Atmospheric Turbulence Random Phase Screen with Harmonic Compensation Algorithm

In atmospheric turbulence research, the simulation of random phase screens is crucial for optical propagation modeling. Traditional methods based on Fourier transforms generate high-frequency turbulence structures effectively but suffer from missing low-frequency components. The improved approach compensates for this deficiency by superimposing sub-harmonic components to restore low spatial frequencies.

The core methodology involves: First generating a base phase screen using power spectrum inversion, which captures high-frequency turbulence characteristics well but lacks large-scale fluctuations. Then through hierarchical sub-harmonic superposition, low-frequency perturbations are injected across multiple scales. The resulting composite phase screen more accurately represents the continuous turbulence spectrum from micro-scale to macro-scale variations.
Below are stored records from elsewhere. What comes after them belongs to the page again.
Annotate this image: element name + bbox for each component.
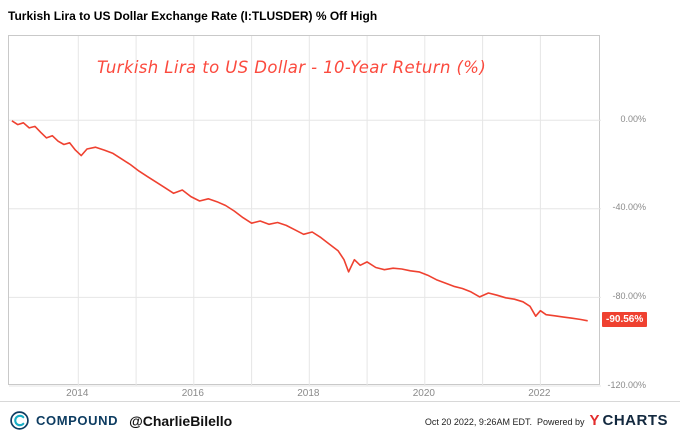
x-tick-label: 2020 xyxy=(412,388,435,399)
line-chart-svg xyxy=(9,36,601,387)
footer-meta-group: Oct 20 2022, 9:26AM EDT. Powered by Y CH… xyxy=(425,412,668,429)
timestamp: Oct 20 2022, 9:26AM EDT. xyxy=(424,417,532,427)
y-tick-label: -40.00% xyxy=(612,202,646,213)
ycharts-logo-y: Y xyxy=(589,412,600,429)
chart-title: Turkish Lira to US Dollar Exchange Rate … xyxy=(8,9,378,23)
last-value-badge: -90.56% xyxy=(602,311,648,327)
ycharts-logo-text: CHARTS xyxy=(602,412,668,429)
footer-brand-group: COMPOUND @CharlieBilello xyxy=(10,411,232,430)
compound-logo-icon xyxy=(10,411,29,430)
y-tick-label: -120.00% xyxy=(607,379,646,390)
x-tick-label: 2014 xyxy=(66,388,89,399)
y-tick-label: -80.00% xyxy=(612,290,646,301)
exchange-rate-line xyxy=(11,120,588,322)
chart-annotation: Turkish Lira to US Dollar - 10-Year Retu… xyxy=(97,58,487,77)
footer: COMPOUND @CharlieBilello Oct 20 2022, 9:… xyxy=(0,401,680,439)
compound-brand-text: COMPOUND xyxy=(36,413,119,428)
chart-region: Turkish Lira to US Dollar - 10-Year Retu… xyxy=(0,30,680,401)
x-tick-label: 2016 xyxy=(181,388,204,399)
twitter-handle: @CharlieBilello xyxy=(129,412,233,429)
y-axis-labels: -90.56% 0.00% -40.00% -80.00% -120.00% xyxy=(602,35,648,390)
plot-area: Turkish Lira to US Dollar - 10-Year Retu… xyxy=(8,35,601,387)
x-tick-label: 2018 xyxy=(297,388,320,399)
x-axis-labels: 2014 2016 2018 2020 2022 xyxy=(8,388,600,404)
x-tick-label: 2022 xyxy=(528,388,551,399)
y-tick-label: 0.00% xyxy=(620,113,646,124)
powered-by-label: Powered by xyxy=(536,417,585,427)
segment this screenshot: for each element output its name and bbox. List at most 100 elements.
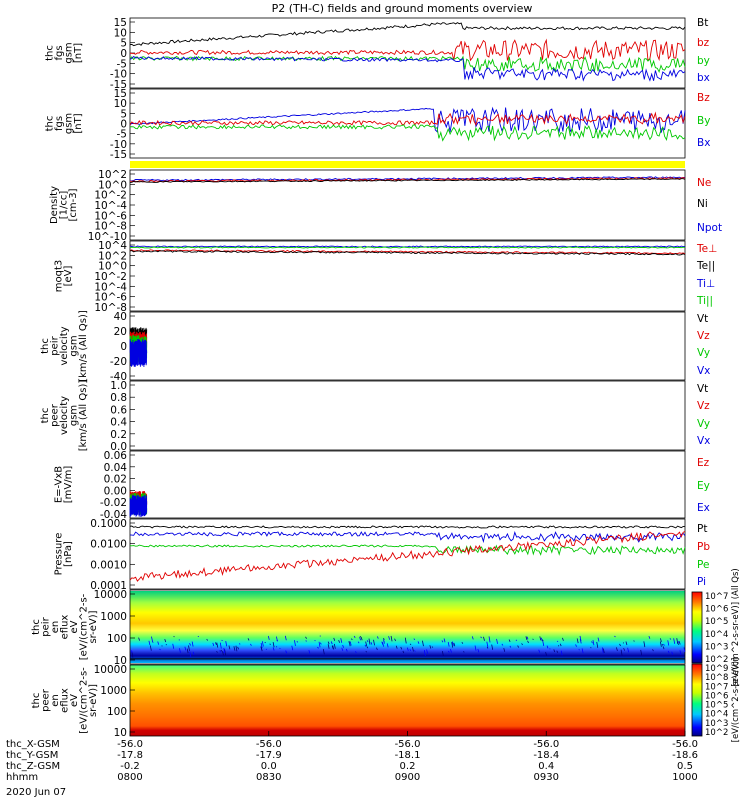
legend-entry: Vz — [697, 400, 710, 412]
panel-3: 10^210^010^-210^-410^-610^-810^-10Densit… — [49, 169, 722, 243]
series-bt — [130, 23, 685, 46]
series-bz — [130, 113, 685, 125]
legend-entry: Bz — [697, 92, 710, 104]
x-tick-label: 0.5 — [677, 761, 693, 772]
legend-entry: Ne — [697, 177, 711, 189]
panel-frame — [130, 451, 685, 518]
panel-frame — [130, 312, 685, 380]
legend-entry: bz — [697, 37, 710, 49]
legend-entry: Ti⊥ — [696, 278, 715, 290]
y-tick-label: -0.02 — [100, 497, 127, 509]
y-tick-label: 0.2 — [110, 429, 127, 441]
spectrogram-noise — [306, 641, 307, 642]
x-row-label: thc_X-GSM — [6, 739, 60, 750]
legend-entry: Npot — [697, 222, 722, 234]
x-row-label: thc_Z-GSM — [6, 761, 60, 772]
panel-frame — [130, 519, 685, 589]
y-tick-label: 0.00 — [104, 485, 127, 497]
upper-spectrogram — [130, 591, 685, 663]
x-tick-label: -56.0 — [672, 739, 698, 750]
x-tick-label: -17.9 — [256, 750, 282, 761]
legend-entry: Ni — [697, 198, 708, 210]
x-tick-label: 0.0 — [261, 761, 277, 772]
upper-colorbar-tick: 10^6 — [705, 605, 728, 615]
legend-entry: Bt — [697, 17, 708, 29]
x-tick-label: -0.2 — [120, 761, 140, 772]
lower-colorbar — [692, 664, 702, 736]
legend-entry: Ti|| — [696, 295, 713, 307]
upper-colorbar-tick: 10^4 — [705, 630, 728, 640]
y-tick-label: 40 — [114, 311, 127, 323]
y-axis-label: [nPa] — [63, 541, 74, 567]
y-axis-label: [cm-3] — [68, 188, 79, 221]
x-tick-label: 0830 — [256, 772, 281, 783]
y-tick-label: 10000 — [94, 589, 127, 601]
y-axis-label: [nT] — [73, 113, 84, 133]
legend-entry: Vt — [697, 313, 708, 325]
y-tick-label: 0.4 — [110, 417, 127, 429]
y-axis-label: [km/s (All Qs)] — [78, 380, 89, 452]
upper-colorbar-tick: 10^5 — [705, 617, 728, 627]
lower-spectrogram — [130, 665, 685, 736]
x-tick-label: -56.0 — [256, 739, 282, 750]
y-tick-label: 0.1000 — [90, 518, 127, 530]
y-axis-label: sr-eV)] — [88, 610, 99, 643]
y-axis-label: [nT] — [73, 43, 84, 63]
legend-entry: Ez — [697, 457, 710, 469]
upper-colorbar-tick: 10^3 — [705, 642, 728, 652]
panel-8: 0.10000.01000.00100.0001Pressure[nPa]PtP… — [54, 518, 711, 592]
legend-entry: Vy — [697, 347, 710, 359]
legend-entry: Te|| — [696, 260, 715, 272]
upper-colorbar-tick: 10^7 — [705, 592, 728, 602]
spectrogram-noise — [516, 640, 517, 641]
legend-entry: Te⊥ — [696, 243, 717, 255]
y-tick-label: 100 — [107, 633, 127, 645]
y-tick-label: 1.0 — [110, 380, 127, 392]
legend-entry: Bx — [697, 137, 710, 149]
y-tick-label: 0.06 — [104, 450, 128, 462]
x-tick-label: 0.4 — [538, 761, 554, 772]
spectrogram-noise — [270, 644, 271, 645]
x-tick-label: -56.0 — [117, 739, 143, 750]
legend-entry: Vt — [697, 383, 708, 395]
y-axis-label: [km/s (All Qs)] — [78, 310, 89, 382]
y-tick-label: 0.8 — [110, 392, 127, 404]
upper-colorbar — [692, 592, 702, 663]
y-tick-label: 0.02 — [104, 474, 127, 486]
series-by — [130, 57, 685, 73]
legend-entry: Vz — [697, 330, 710, 342]
chart-title: P2 (TH-C) fields and ground moments over… — [272, 2, 533, 15]
x-tick-label: -18.1 — [395, 750, 421, 761]
spectrogram-noise — [533, 639, 534, 640]
legend-entry: Pi — [697, 576, 706, 588]
y-tick-label: -20 — [110, 356, 127, 368]
y-tick-label: 0.0100 — [90, 539, 127, 551]
series-v3 — [130, 339, 147, 367]
series-pe — [130, 545, 685, 555]
panel-frame — [130, 381, 685, 450]
legend-entry: by — [697, 55, 710, 67]
series-tipar — [130, 247, 685, 248]
spectrogram-noise — [579, 649, 580, 650]
x-tick-label: 0800 — [117, 772, 142, 783]
panel-frame — [130, 89, 685, 158]
y-tick-label: 10 — [114, 727, 127, 739]
lower-colorbar-title: [eV/(cm^2-s-sr-eV)] — [731, 658, 741, 743]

This method significantly enhances the spatial structural completeness of phase screens, particularly beneficial for long-distance light propagation or large-aperture optical system simulations. MATLAB's implementation advantages lie in its built-in FFT operations and matrix manipulations, which efficiently handle iterative computations for spectrum generation and spatial domain reconstruction. Key functions include fft2/ifft2 for Fourier transforms, meshgrid for coordinate system setup, and sophisticated random number generation for creating atmospheric phase distortions that obey Kolmogorov turbulence statistics.